The comments will raise the possibility that Starmer and the Cabinet Office minister Pat McFadden intend to cut a number of quangos – though Labour has been criticised for creating at least a dozen during its first months in office.
Starmer said departments should be “assessing processes and regulations that play no part in delivering the Plan for Change”, and that meant government taking responsibility for major decisions “rather than outsourcing them to regulators and bodies as had become the trend under the previous government”.
McFadden said in cabinet that the government believed in the power of the state to provide security and stability, but said the previous government had taken an outdated approach to “forever hiring more people and spending more money”.
Under the plans, expected to be announced this week, underperforming officials could be given incentives to resign and senior officials would have their pay linked to performance. The scheme forms part of a wider efficiency drive, with ministers planning to cut about 10,000 civil service roles.
Starmer’s spokesperson declined to say which bodies he was referring to but said the prime minister thought the state had become “passive”.
The spokesperson was asked if the government was planning a “bonfire of the quangos”, but said he would not get ahead of the announcement on Thursday.
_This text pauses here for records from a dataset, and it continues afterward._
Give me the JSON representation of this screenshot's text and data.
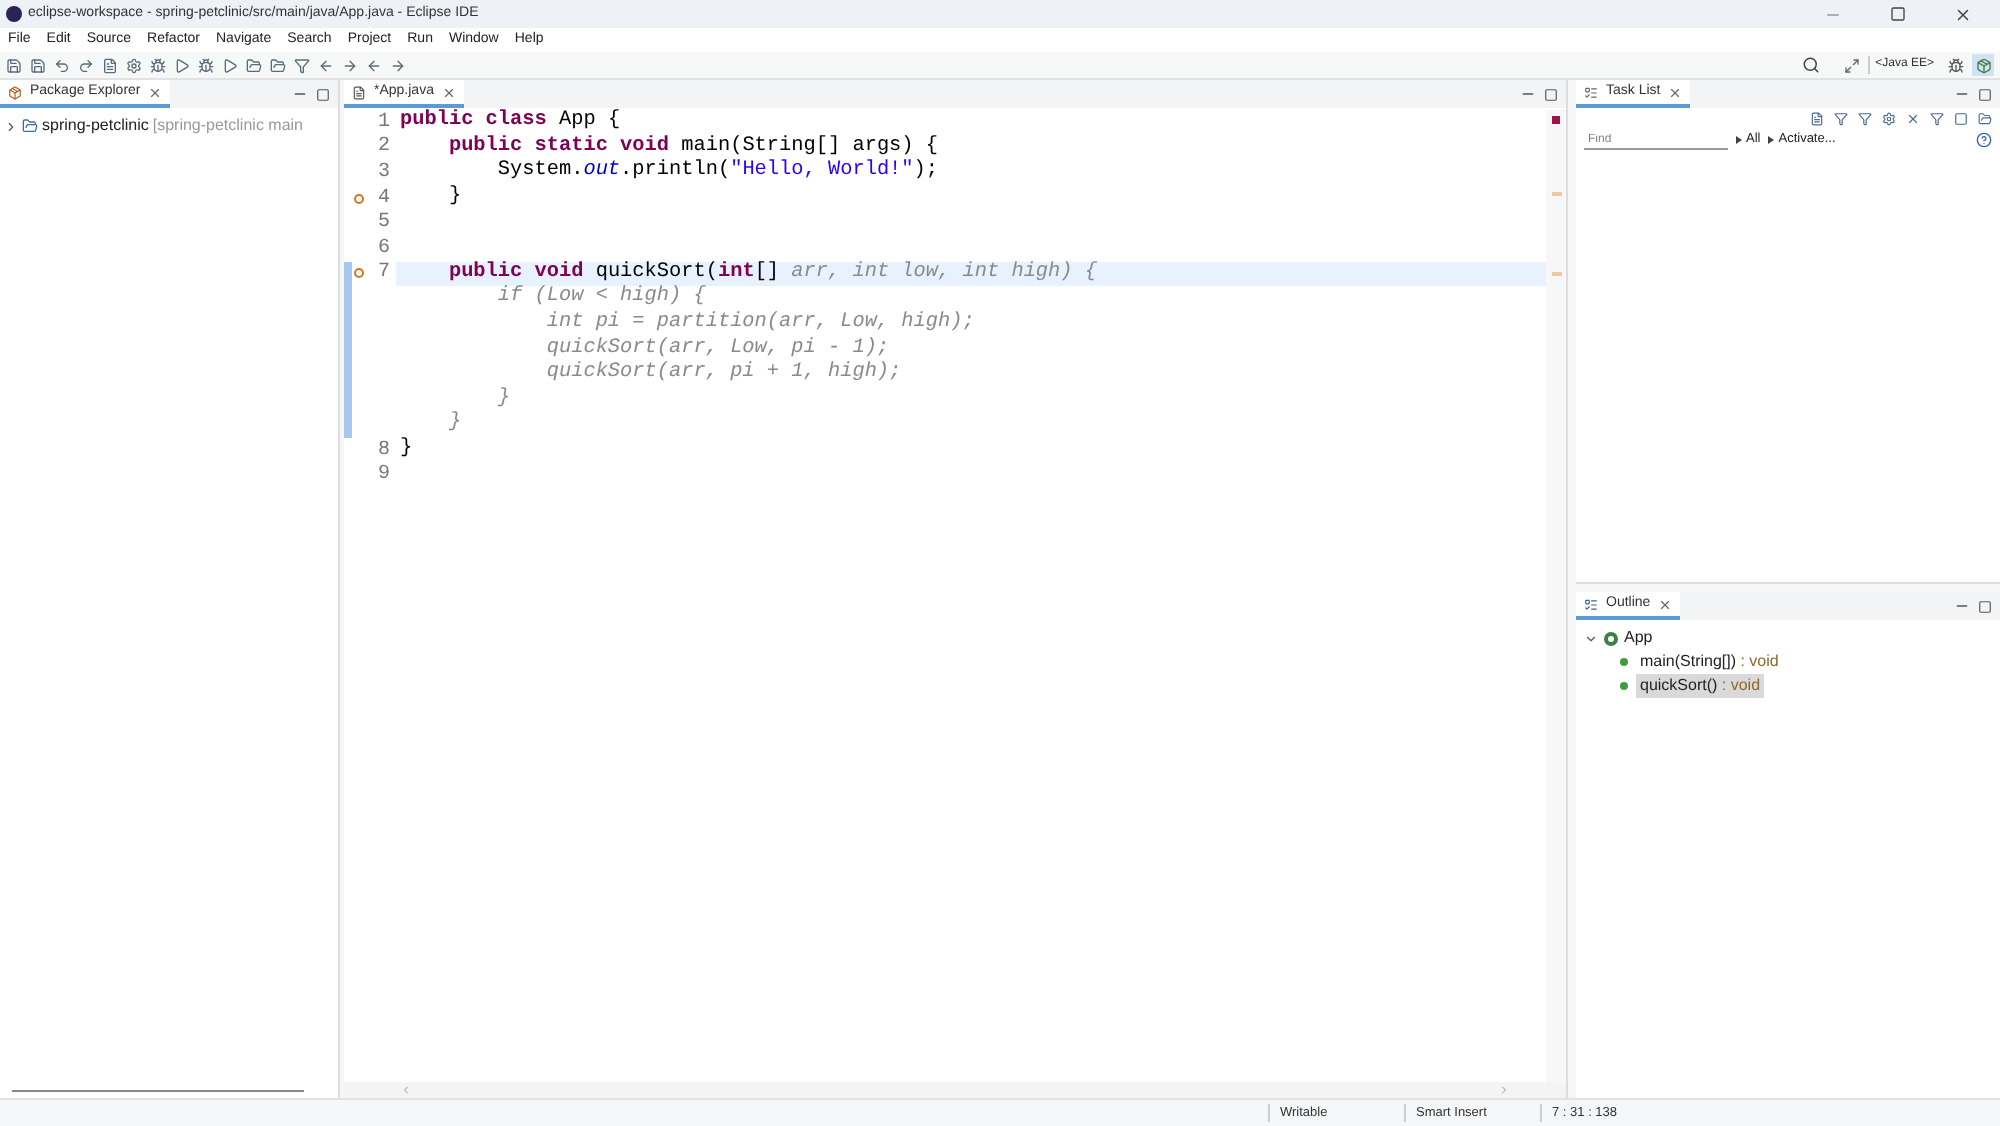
{
  "window": {
    "title": "eclipse-workspace - spring-petclinic/src/main/java/App.java - Eclipse IDE"
  },
  "menu": [
    "File",
    "Edit",
    "Source",
    "Refactor",
    "Navigate",
    "Search",
    "Project",
    "Run",
    "Window",
    "Help"
  ],
  "perspective": {
    "label": "<Java EE>"
  },
  "package_explorer": {
    "title": "Package Explorer",
    "items": [
      {
        "name": "spring-petclinic",
        "detail": "[spring-petclinic main",
        "expanded": false
      }
    ]
  },
  "editor": {
    "tab": "*App.java",
    "lines": [
      {
        "number": "1",
        "current": false,
        "warning": false,
        "segments": [
          {
            "kind": "keyword",
            "text": "public class "
          },
          {
            "kind": "plain",
            "text": "App {"
          }
        ]
      },
      {
        "number": "2",
        "current": false,
        "warning": false,
        "segments": [
          {
            "kind": "keyword",
            "text": "    public static void "
          },
          {
            "kind": "plain",
            "text": "main(String[] args) {"
          }
        ]
      },
      {
        "number": "3",
        "current": false,
        "warning": false,
        "segments": [
          {
            "kind": "plain",
            "text": "        System."
          },
          {
            "kind": "field",
            "text": "out"
          },
          {
            "kind": "plain",
            "text": ".println("
          },
          {
            "kind": "string",
            "text": "\"Hello, World!\""
          },
          {
            "kind": "plain",
            "text": ");"
          }
        ]
      },
      {
        "number": "4",
        "current": false,
        "warning": true,
        "segments": [
          {
            "kind": "plain",
            "text": "    }"
          }
        ]
      },
      {
        "number": "5",
        "current": false,
        "warning": false
      },
      {
        "number": "6",
        "current": false,
        "warning": false
      },
      {
        "number": "7",
        "current": true,
        "warning": true,
        "segments": [
          {
            "kind": "keyword",
            "text": "    public void "
          },
          {
            "kind": "plain",
            "text": "quickSort("
          },
          {
            "kind": "keyword",
            "text": "int"
          },
          {
            "kind": "plain",
            "text": "[]"
          },
          {
            "kind": "ghost",
            "text": " arr, int low, int high) {"
          }
        ]
      },
      {
        "current": false,
        "warning": false,
        "segments": [
          {
            "kind": "ghost",
            "text": "        if (Low < high) {"
          }
        ]
      },
      {
        "current": false,
        "warning": false,
        "segments": [
          {
            "kind": "ghost",
            "text": "            int pi = partition(arr, Low, high);"
          }
        ]
      },
      {
        "current": false,
        "warning": false,
        "segments": [
          {
            "kind": "ghost",
            "text": "            quickSort(arr, Low, pi - 1);"
          }
        ]
      },
      {
        "current": false,
        "warning": false,
        "segments": [
          {
            "kind": "ghost",
            "text": "            quickSort(arr, pi + 1, high);"
          }
        ]
      },
      {
        "current": false,
        "warning": false,
        "segments": [
          {
            "kind": "ghost",
            "text": "        }"
          }
        ]
      },
      {
        "current": false,
        "warning": false,
        "segments": [
          {
            "kind": "ghost",
            "text": "    }"
          }
        ]
      },
      {
        "number": "8",
        "current": false,
        "warning": false,
        "segments": [
          {
            "kind": "plain",
            "text": "}"
          }
        ]
      },
      {
        "number": "9",
        "current": false,
        "warning": false
      }
    ]
  },
  "task_list": {
    "title": "Task List",
    "search": {
      "placeholder": "Find"
    },
    "links": [
      "All",
      "Activate..."
    ]
  },
  "outline": {
    "title": "Outline",
    "root": {
      "name": "App",
      "expanded": true,
      "children": [
        {
          "name": "main(String[])",
          "type": " : void",
          "selected": false
        },
        {
          "name": "quickSort()",
          "type": " : void",
          "selected": true
        }
      ]
    }
  },
  "status_bar": [
    "Writable",
    "Smart Insert",
    "7 : 31 : 138"
  ]
}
He said: “The state in Westminster has grown larger but it has not become more effective, and as [the PM] said in cabinet we have seen examples over time of government becoming more passive when it comes to decisions.”
The number of non-departmental public bodies has been in decline for decades, and stands at about 300, down from about 700 in 2010 when David Cameron took office. In the 1970s, there were as many as 2,000.
Among the 14 public bodies set up by the government since Labour won the election in July are GB Energy, Skills England, National Infrastructure and Service Transformation Authority, the Passenger Standards Authority, the Regulatory Innovation Office, the National Jobs and Careers Service and the Independent Football regulator – though some of these are mergers of existing bodies.
The Institute for Government suggested last weekend that McFadden could consider compulsory redundancy rounds in the civil service, whereas previously job losses have been voluntary redundancies or by attrition. Alex Thomas, from the thinktank, said it would lead to a “mindset shift” among civil servants, saying voluntary schemes and hiring freezes often choked off talent.
Starmer’s comments come amid a row between the Ministry of Justice and the Sentencing Council over what has been called a “two-tier” approach to sentencing trans people and people from ethnic minority and other minority backgrounds. The justice secretary, Shabana Mahmood, has said she was prepared to legislate to reduce the Sentencing Council’s power if it would not amend the guidelines.
Mahmood is said to be preparing to use the sentencing bill, expected this summer, to do this if she consider that the council, by its guidance, is in effect making policy decisions that should be made by government.
However, Lord Justice Davis, chair of the council, suggested Mahmood did not have the power to change the guidelines. He said if the government tried changing the law to give itself powers to rewrite the guidelines, it would be undermining the independence of the judiciary.